Тогда право обозначить собой начало нашего повествования ожидаемой далее «скучной истории» и подобает предоставить размышлениям на предмет «а возможен ли второй бог помимо первого?» Конечно, речь здесь пойдет не о предмете изысканий в сфере теологии, что также можно понять и из контекста - речь пойдет о возможности такого рода «образной схемы», когда наличию первого бога само собой дано порождать наличие второго. Тогда, если и дано явиться такого рода «второму богу», то свои заповеди ему подлежит отражать равно и в неких подобающих «скрижалях». Тем не менее, вряд ли стоит продолжать говорить околичностями, но пора порыться в домашней библиотеке. В ней нам и дано отметить книжку, что собственно и утверждает: «Мы лишились в Лермонтове поэта, который по содержанию шагнул бы дальше Пушкина». Но уж если невозможно сомнение в достаточности подобной оценки, то - следует лишь благодарить за основательность столь зрелой мысли, хотя ее точности все же доводится помешать и некоей вещи - как таковому отсутствию меры подобного рода оценки. Тем не менее - а зачем же в условиях официально принятого единобожия множить еще и «количество богов»? Но, не помешает предположить, в самом обстоятельстве, что «бог есть», а помимо того, и «еще бог» следует распознать реальность и нечто «тайной доктрины», но … к нашему сожалению, мы задержались с нашим предисловием, и пора обозначить известные нам факты, хотя нам и довелось извиниться за смелость в их отождествлении «как фактов».
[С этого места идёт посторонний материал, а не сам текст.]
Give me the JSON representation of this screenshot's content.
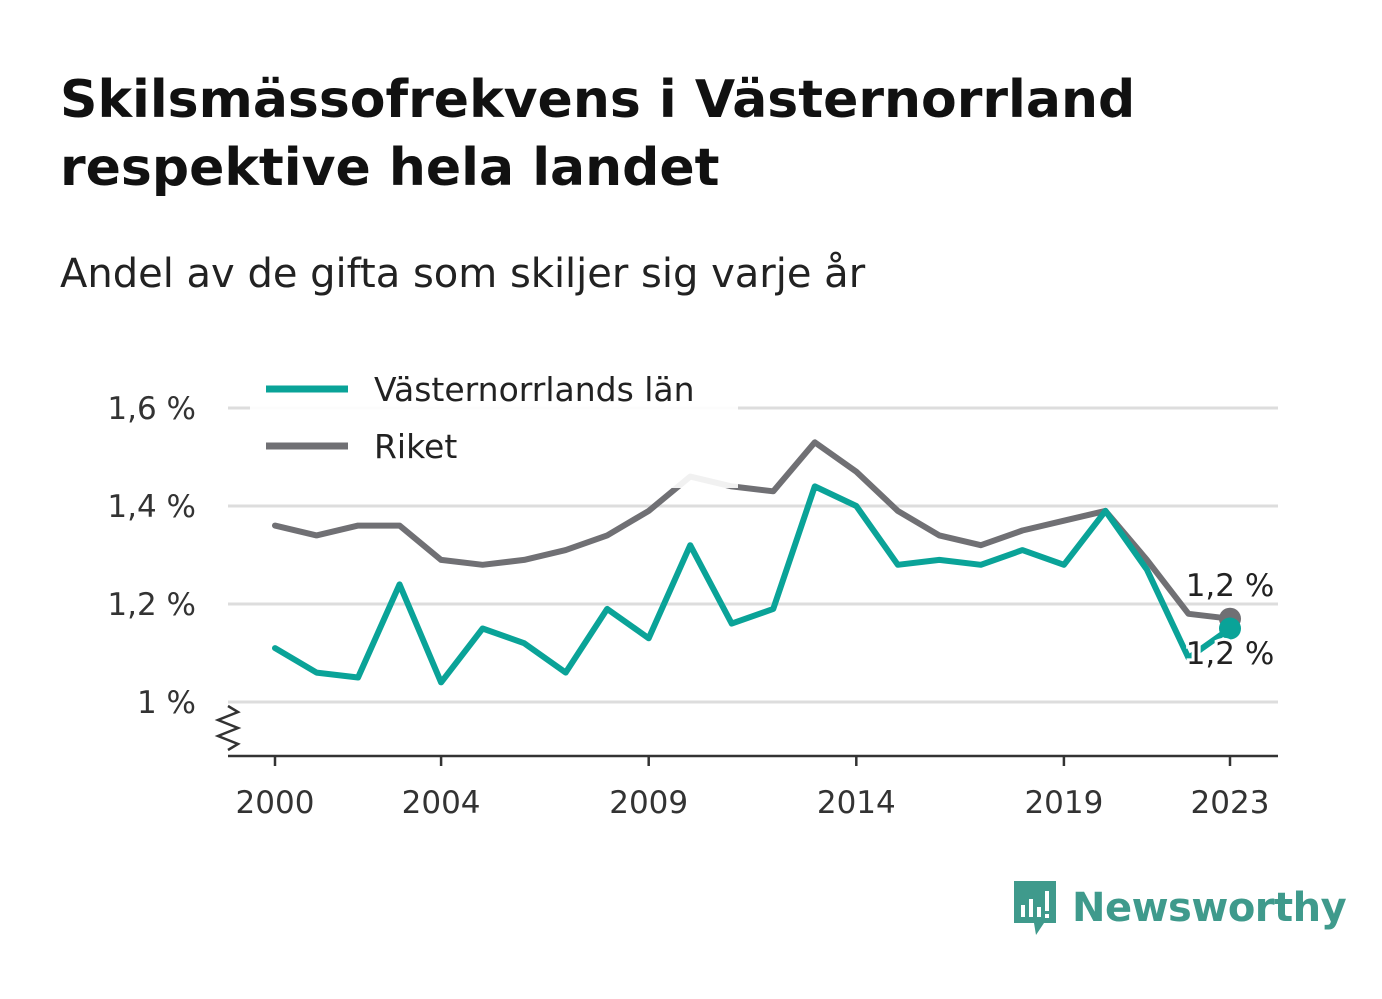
{
  "title": "Skilsmässofrekvens i Västernorrland respektive hela landet",
  "subtitle": "Andel av de gifta som skiljer sig varje år",
  "brand": {
    "name": "Newsworthy",
    "icon": "bar-chart-speech-bubble-icon",
    "color": "#3f9a8c"
  },
  "chart_data": {
    "type": "line",
    "x": [
      2000,
      2001,
      2002,
      2003,
      2004,
      2005,
      2006,
      2007,
      2008,
      2009,
      2010,
      2011,
      2012,
      2013,
      2014,
      2015,
      2016,
      2017,
      2018,
      2019,
      2020,
      2021,
      2022,
      2023
    ],
    "x_ticks": [
      "2000",
      "2004",
      "2009",
      "2014",
      "2019",
      "2023"
    ],
    "y_ticks": [
      "1 %",
      "1,2 %",
      "1,4 %",
      "1,6 %"
    ],
    "ylim": [
      0.89,
      1.6
    ],
    "grid": true,
    "legend_position": "top-left",
    "series": [
      {
        "name": "Västernorrlands län",
        "color": "#0aa398",
        "values": [
          1.11,
          1.06,
          1.05,
          1.24,
          1.04,
          1.15,
          1.12,
          1.06,
          1.19,
          1.13,
          1.32,
          1.16,
          1.19,
          1.44,
          1.4,
          1.28,
          1.29,
          1.28,
          1.31,
          1.28,
          1.39,
          1.27,
          1.09,
          1.15
        ],
        "end_label": "1,2 %"
      },
      {
        "name": "Riket",
        "color": "#707074",
        "values": [
          1.36,
          1.34,
          1.36,
          1.36,
          1.29,
          1.28,
          1.29,
          1.31,
          1.34,
          1.39,
          1.46,
          1.44,
          1.43,
          1.53,
          1.47,
          1.39,
          1.34,
          1.32,
          1.35,
          1.37,
          1.39,
          1.29,
          1.18,
          1.17
        ],
        "end_label": "1,2 %"
      }
    ]
  }
}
Но по любому - предмет подобного рода «фактов» и подобает расценивать в значении равно как нечто сугубо «философский» вопрос. И здесь, чтобы упростить задачу, не помешает начать со своего рода «банальных» фактов - тех, что вроде бы «не факты», но при этом равно и «факты». Скажем, полезно напомнить, что упомянутый здесь Пушкин, выше которого и мог бы, если соблаговолила судьба, шагнуть Лермонтов, все же когда-то жил на этом свете. Но кто составлял его круг общения, водились ли у него его закадычные друзья? Конечно, водились; знал он и своих приятелей и, что не бывает, у него водились враги, скорее - недоброжелатели. Да ладно, - а водились ли у него … соперники на литературном поприще? Ну, скажем так, известно, что в то время некто Шишков не стеснялся заявлять себя как оппонент новой литературы и страстный поклонник старинной манеры речи. Хотя, как ни странно, в этой связи приходят на ум такие слова - «Сквозь тьму веков и хартий пыль…», но … - дело-то прошлое. Хотя, быть может, сюда же и «Когда Владимир наш Солнышко-князь…». Так прямо, не мудрствуя лукаво, можно сказать, что имел место и как бы обмен «колкостями», а может - и всего лишь «обмен посланиями», как … в дипломатии. Другими словами, наш Александр Сергеевич с кем-то вступал в весьма странные дискуссии, и кто-то из его корреспондентов слал ему и некие вирши, возможно, что даже для публикации. Да и в ближайшем круге Пушкина не водилось и высоких чинов, да вот только полковники, а иногда и генералы - но те уже в зрелые годы. Но все же - если поверить одним публикаторам, то - случалось и так: «По совету Жуковского и … (мы пока откажемся прямо назвать здесь фамилию фигуранта, но оставим лишь многоточие) Александр Сергеевич обратился с всеподданейшим прошением». Но все это не столь уж и важно, интересующая нас тема не настолько прозрачна, а окончательный вердикт науки и по сей день … все остается лишь ожидать! Так, почему-то для некто столь показательным для Пушкина было признание нечто «бейронского пения», притом, что ответной реакцией было странное такое отношение «… один с похмелья пожинай». Но зачем об этом? … - Но, быть может, все же «зачем»?!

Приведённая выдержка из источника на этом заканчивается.